Fortunately, humanity hasn’t witnessed a VEI 8 eruption in recorded history. But what would that look like?
+ Misconception: Supervolcanoes represent the largest eruptions ever recorded
Don’t panic, but approximately every twenty million years, the earth's surface cracks open, unleashing millions of cubic kilometers of molten rock that either flow or erupt explosively across the land for spans of 1-5 million years.
The key word here is “millions,” which is why there's no need to panic.
The most recent occurrence of this event took place about 15 million years ago in the Pacific Northwest. Geologists refer to this large igneous province (LIP) as the Columbia River Basalts, whose distinctive rocks now form the stunning cliffs of the Columbia River Gorge.
That means we have at least another 5 million years to go before the next one.
LIPs represent cutting-edge scientific research that delves far beyond the scope of this article.
It’s pretty fun to know that geoscientists actually have a 'LIP of the Month' web page. It’s a really cool feature, even if (like most of us) you don’t have a PhD.

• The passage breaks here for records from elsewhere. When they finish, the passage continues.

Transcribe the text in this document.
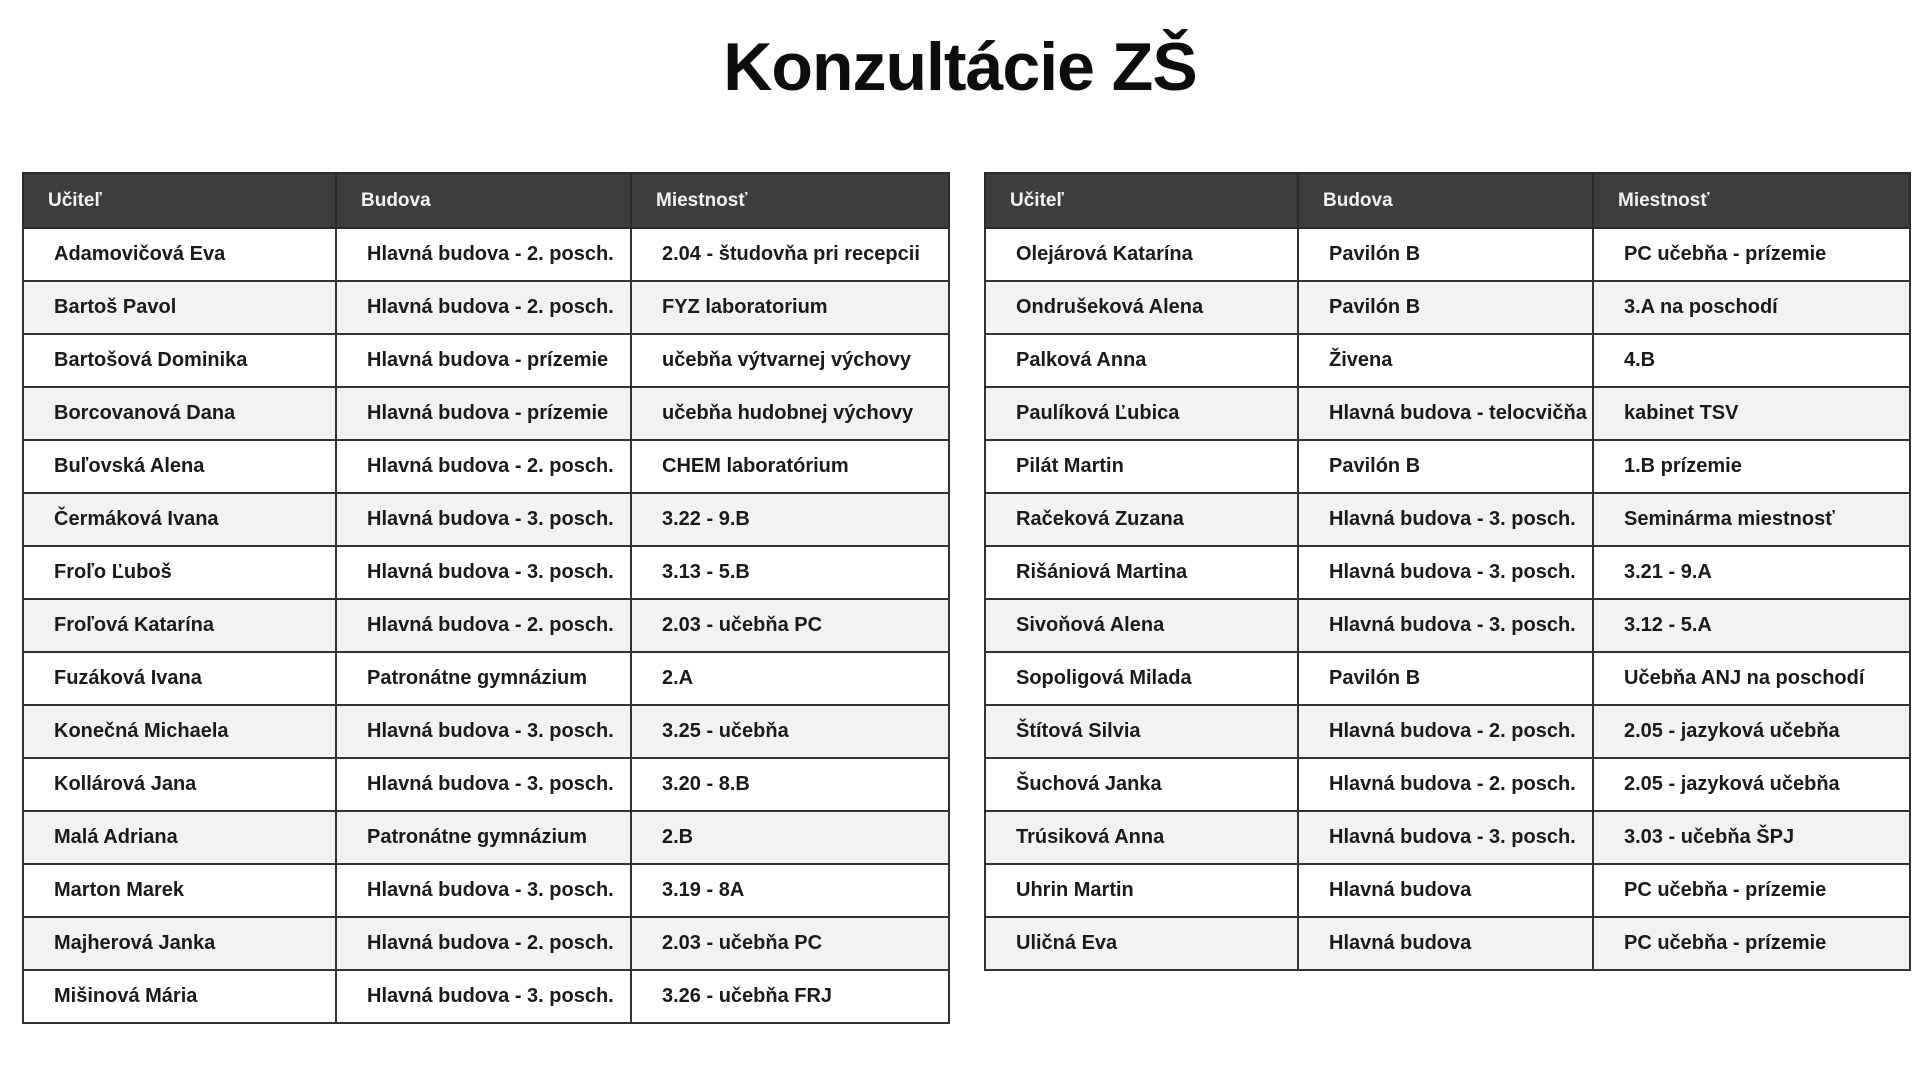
Konzultácie ZŠ
Učiteľ	Budova	Miestnosť
Adamovičová Eva	Hlavná budova - 2. posch.	2.04 - študovňa pri recepcii
Bartoš Pavol	Hlavná budova - 2. posch.	FYZ laboratorium
Bartošová Dominika	Hlavná budova - prízemie	učebňa výtvarnej výchovy
Borcovanová Dana	Hlavná budova - prízemie	učebňa hudobnej výchovy
Buľovská Alena	Hlavná budova - 2. posch.	CHEM laboratórium
Čermáková Ivana	Hlavná budova - 3. posch.	3.22 - 9.B
Froľo Ľuboš	Hlavná budova - 3. posch.	3.13 - 5.B
Froľová Katarína	Hlavná budova - 2. posch.	2.03 - učebňa PC
Fuzáková Ivana	Patronátne gymnázium	2.A
Konečná Michaela	Hlavná budova - 3. posch.	3.25 - učebňa
Kollárová Jana	Hlavná budova - 3. posch.	3.20 - 8.B
Malá Adriana	Patronátne gymnázium	2.B
Marton Marek	Hlavná budova - 3. posch.	3.19 - 8A
Majherová Janka	Hlavná budova - 2. posch.	2.03 - učebňa PC
Mišinová Mária	Hlavná budova - 3. posch.	3.26 - učebňa FRJ
Učiteľ	Budova	Miestnosť
Olejárová Katarína	Pavilón B	PC učebňa - prízemie
Ondrušeková Alena	Pavilón B	3.A na poschodí
Palková Anna	Živena	4.B
Paulíková Ľubica	Hlavná budova - telocvičňa	kabinet TSV
Pilát Martin	Pavilón B	1.B prízemie
Račeková Zuzana	Hlavná budova - 3. posch.	Seminárma miestnosť
Rišániová Martina	Hlavná budova - 3. posch.	3.21 - 9.A
Sivoňová Alena	Hlavná budova - 3. posch.	3.12 - 5.A
Sopoligová Milada	Pavilón B	Učebňa ANJ na poschodí
Štítová Silvia	Hlavná budova - 2. posch.	2.05 - jazyková učebňa
Šuchová Janka	Hlavná budova - 2. posch.	2.05 - jazyková učebňa
Trúsiková Anna	Hlavná budova - 3. posch.	3.03 - učebňa ŠPJ
Uhrin Martin	Hlavná budova	PC učebňa - prízemie
Uličná Eva	Hlavná budova	PC učebňa - prízemie
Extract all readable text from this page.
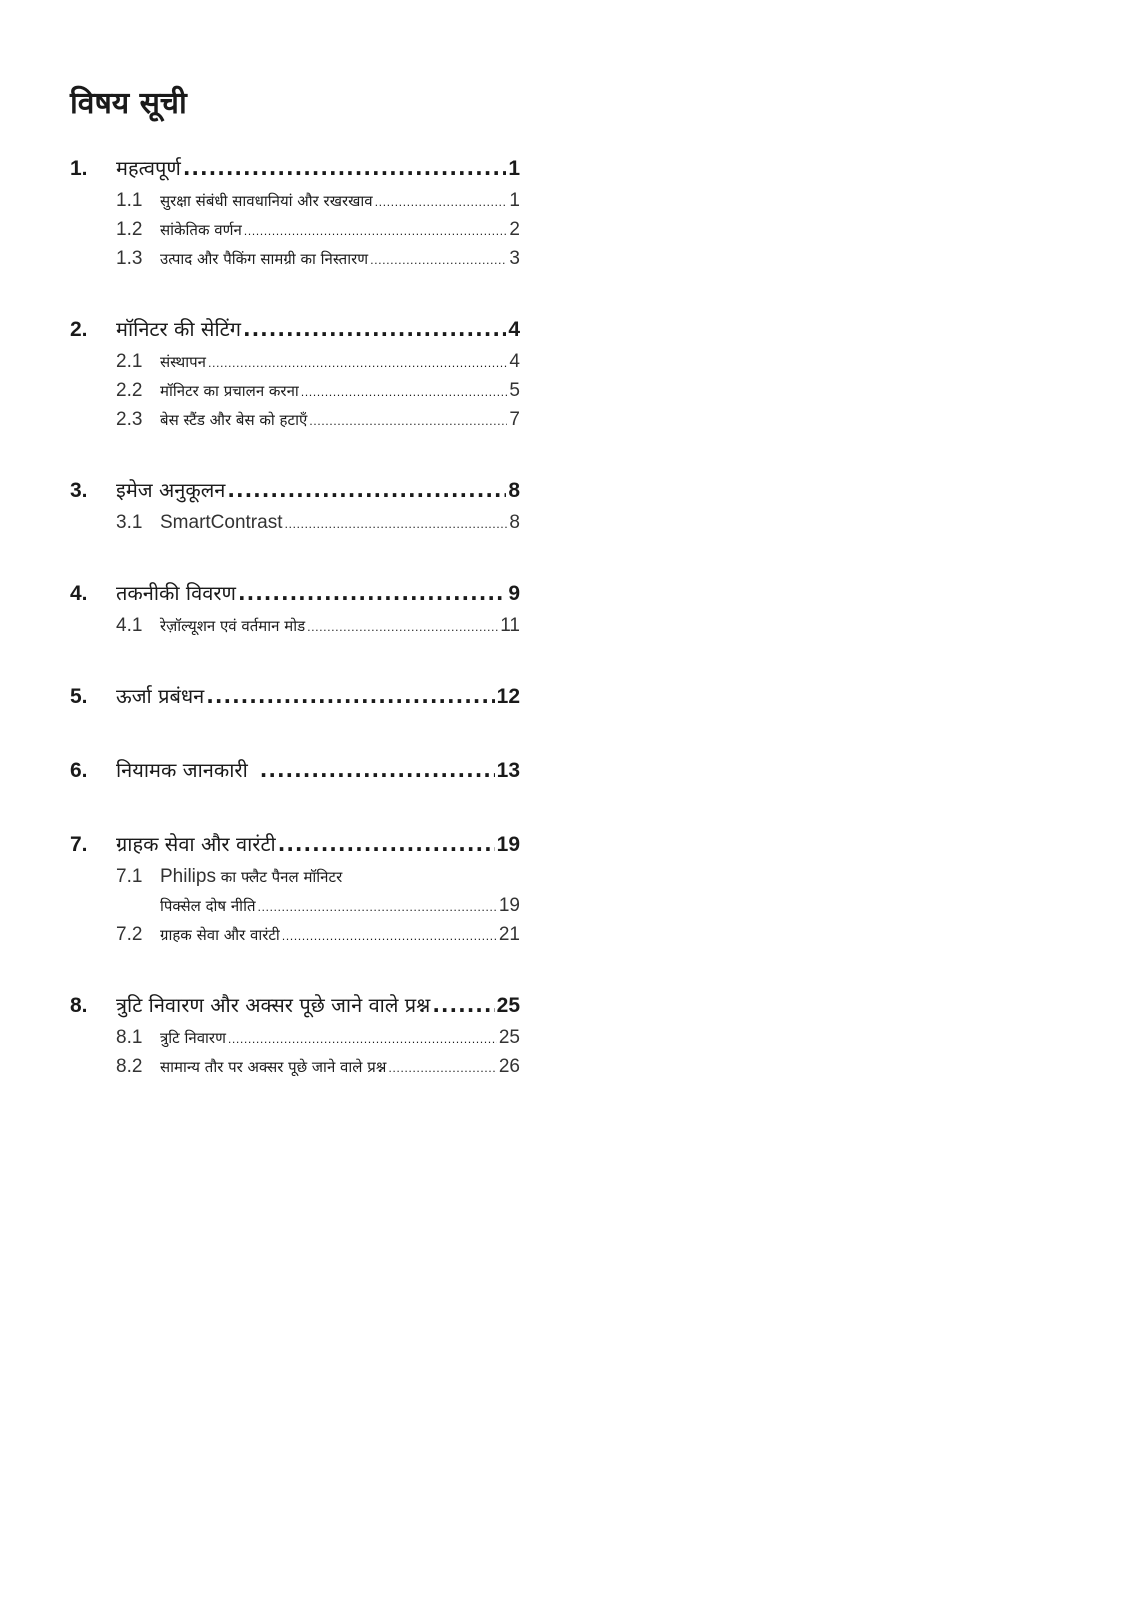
विषय सूची
1.	महत्वपूर्ण .....	1
1.1	सुरक्षा संबंधी सावधानियां और रखरखाव .....	1
1.2	सांकेतिक वर्णन .....	2
1.3	उत्पाद और पैकिंग सामग्री का निस्तारण .....	3
2.	मॉनिटर की सेटिंग .....	4
2.1	संस्थापन .....	4
2.2	मॉनिटर का प्रचालन करना .....	5
2.3	बेस स्टैंड और बेस को हटाएँ .....	7
3.	इमेज अनुकूलन .....	8
3.1 SmartContrast .....	8
4.	तकनीकी विवरण .....	9
4.1	रेज़ॉल्यूशन एवं वर्तमान मोड .....	11
5.	ऊर्जा प्रबंधन .....	12
6.	नियामक जानकारी .....	13
7.	ग्राहक सेवा और वारंटी .....	19
7.1 Philips का फ्लैट पैनल मॉनिटर
पिक्सेल दोष नीति .....	19
7.2	ग्राहक सेवा और वारंटी .....	21
8.	त्रुटि निवारण और अक्सर पूछे जाने वाले प्रश्न .....	25
8.1	त्रुटि निवारण .....	25
8.2	सामान्य तौर पर अक्सर पूछे जाने वाले प्रश्न .....	26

It’s also fascinating to realize that volcanologists have linked some of these ancient events to modern volcanoes—such as connecting Yellowstone to the Columbia River Basalts LIP, and the rare volcanic islands of Heard and McDonald in Australia to the mostly submerged Kerguelen Plateau LIP.
Don’t worry. These places aren’t going to suddenly wake up. They’re merely the final flickers of a once fierce fire across the land.
While Yellowstone continues to require monitoring, Heard Island is already covered by a thick layer of snow and ice.